Avec Bernadette Richard, grande voyageuse comptabilisant un nombre astronomique de déménagements et nourrissant une relation complexe – plutôt conflictuelle – avec sa région natale, on aurait pu s’attendre à quelques règlements de comptes pas piqués des vers. Rien de tout ça (...) Outre ce jeu d’échos, bien sûr impossible sans nomadisme, Bernadette Richard inscrit sa narration sur plus de six décennies et porte un message apaisé de la génération revenue de Woodstock, de l’union libre et de l’aspiration à une liberté sans limite.

Jean-Bernard Vuillème (Le Temps, 16 décembre 2017)


Un livre de la maturité joliment ciselé, limpide, la synthèse de l’existence du baroudeur, ou de la baroudeuse, qui se rend compte que la beauté et le sel de la vie tiennent finalement dans un petit périmètre, le sien.

Mireille Chèvre (Le Quotidien Jurassien, 14 décembre 2017)


Un très beau livre, donc, riche, profond, original, peut-être le meilleur livre de Bernadette Richard qui a beaucoup donné à la littérature romande et est encore trop injustement méconnue.
Jean-Michel Olivier (Blog Tribune de Genève, 11 décembre 2017) 


Un hommage à la nature jurassienne (…) L’oeuvre, dont la puissance des couleurs et la légèreté rappellent la forme du conte, illustre la puissance de l’attachement à la terre.
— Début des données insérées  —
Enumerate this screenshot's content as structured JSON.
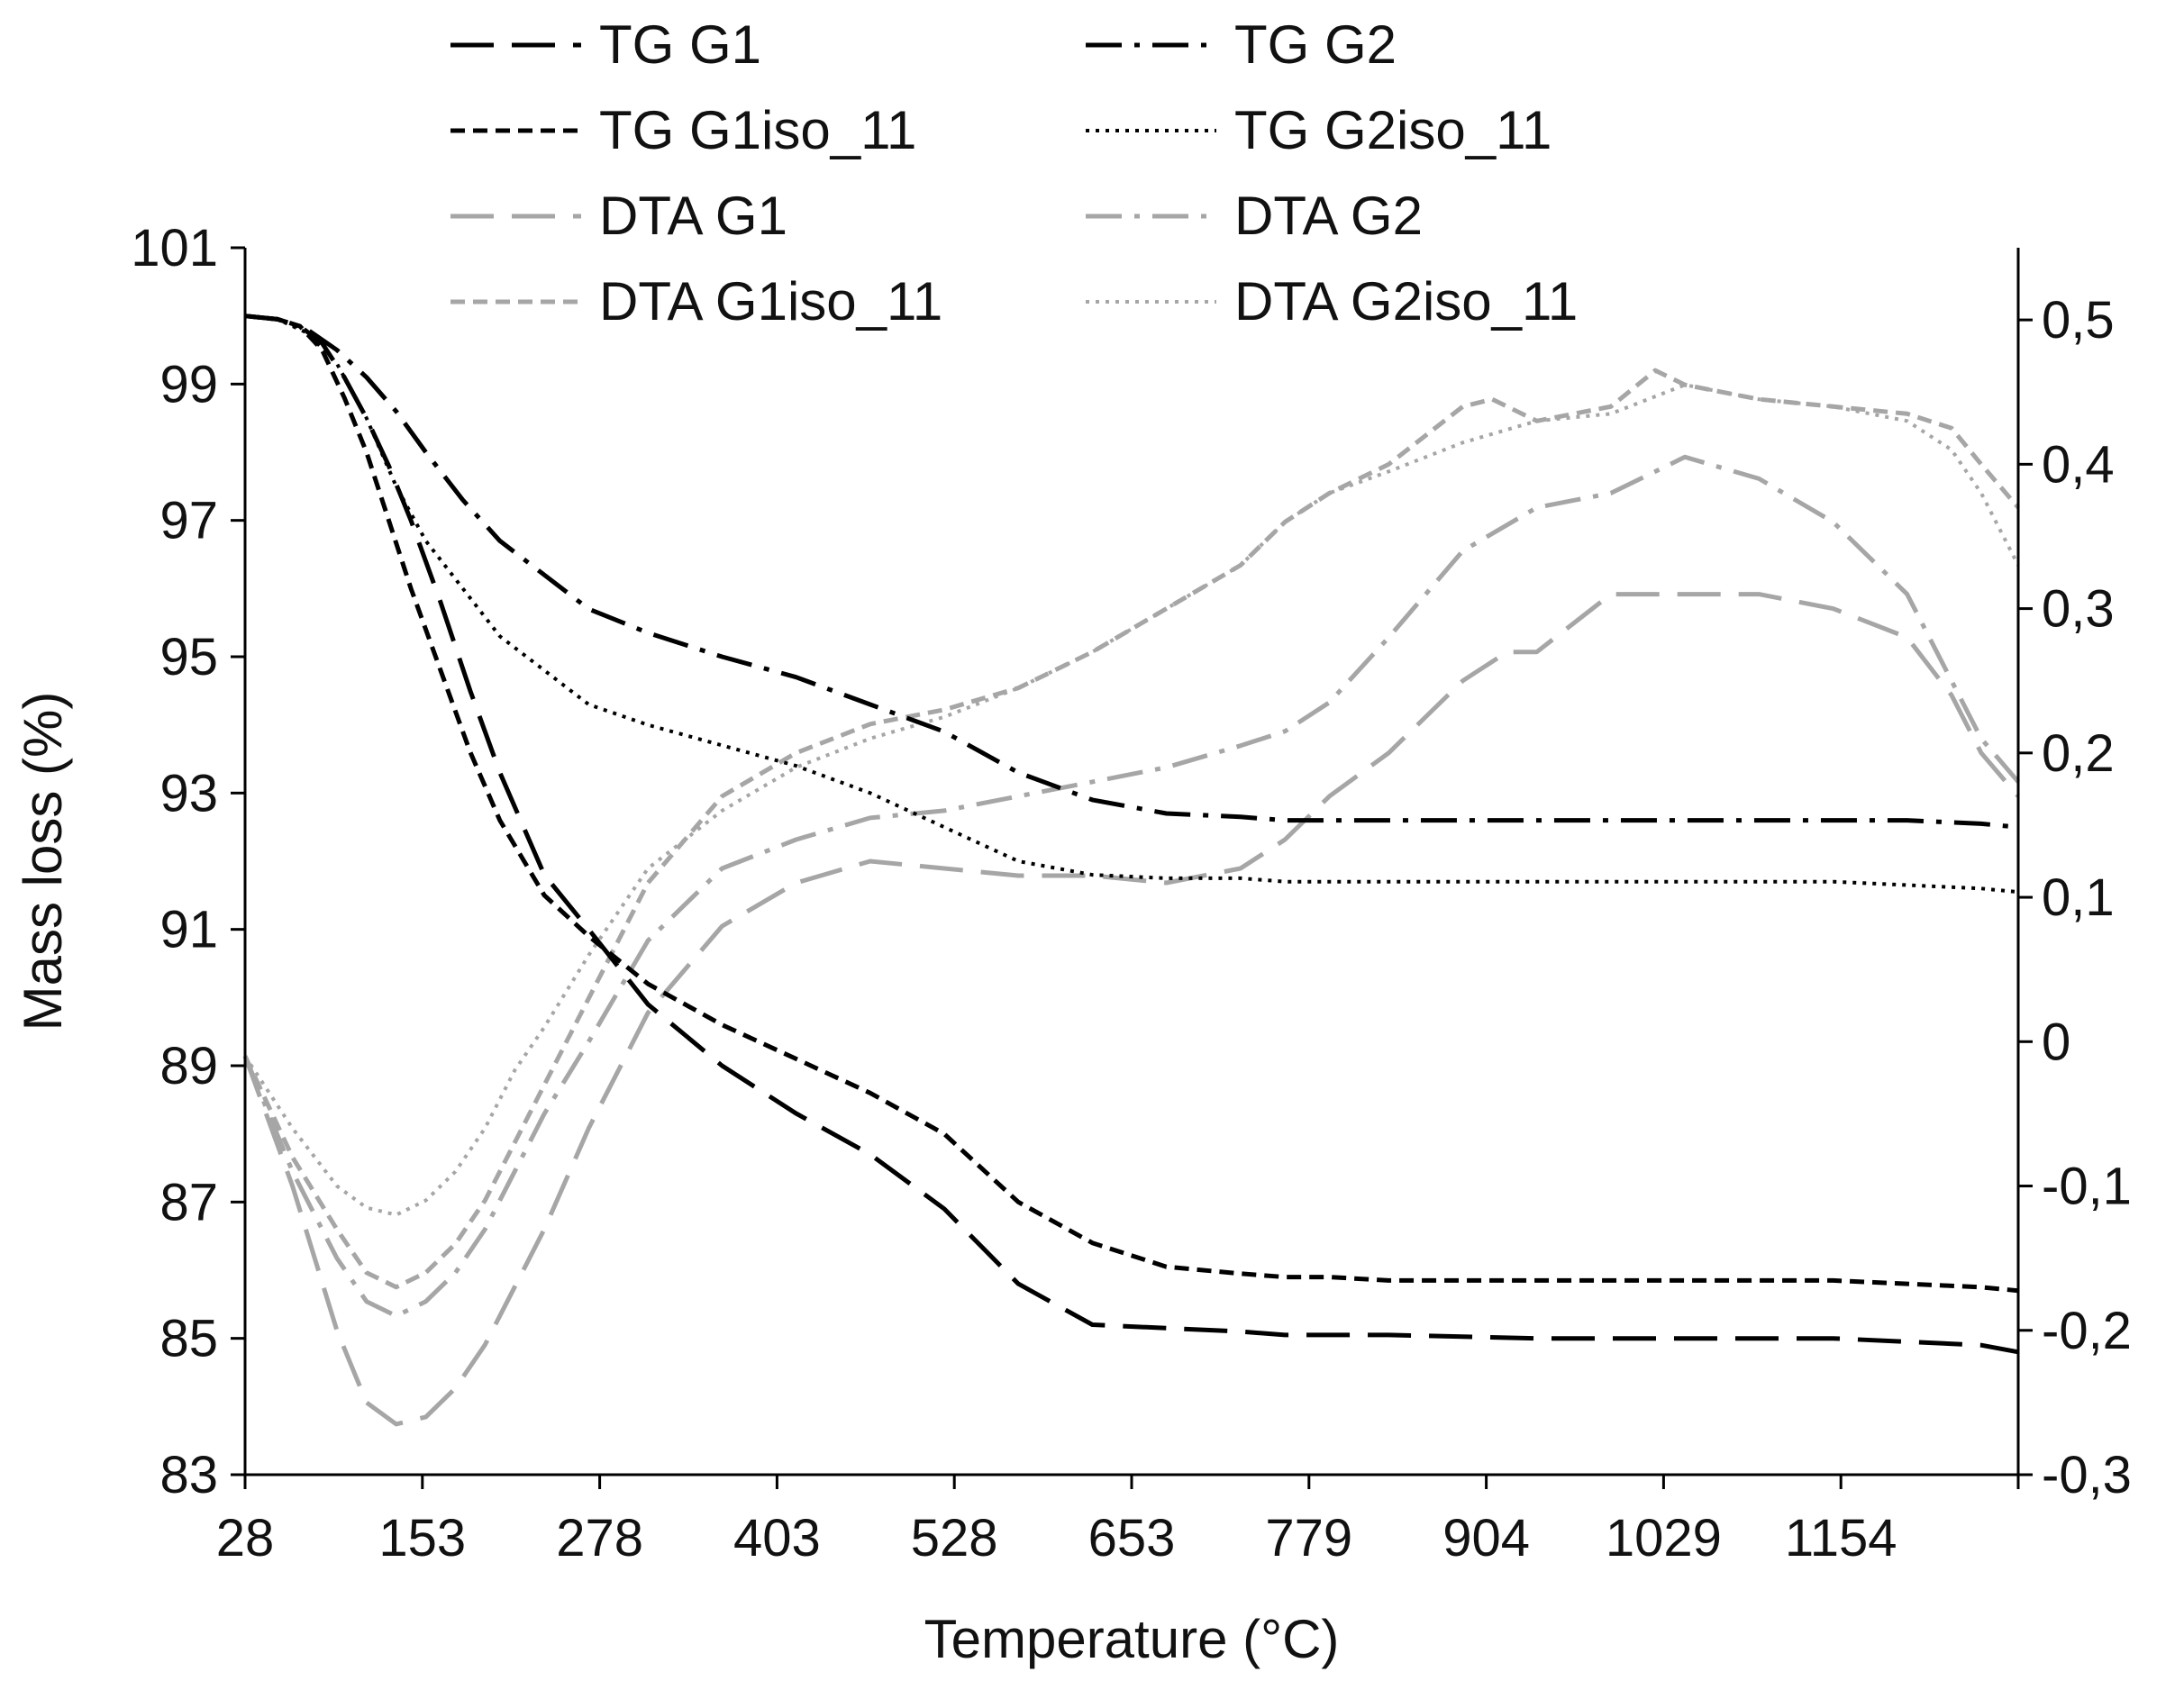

Elle démontre la force par laquelle l’homme, même voyageur, finit par y revenir.
Adrian Vulic (Le Journal du Jura, 10 novembre 2017) 


Le livre qui s’ouvre à moi est un appel, une magnifique voie nomade. J’ai suivi Georgette et Émilie dans leurs jardins, je suis maintenant Clément qui trouve refuge dans les arbres! Il a même baptisé son fidèle aulne, «Schiller» en raison de son allure, son spleen échevelé. Les arbres sont des paradis cachés. Reviens-y! Quel bonheur!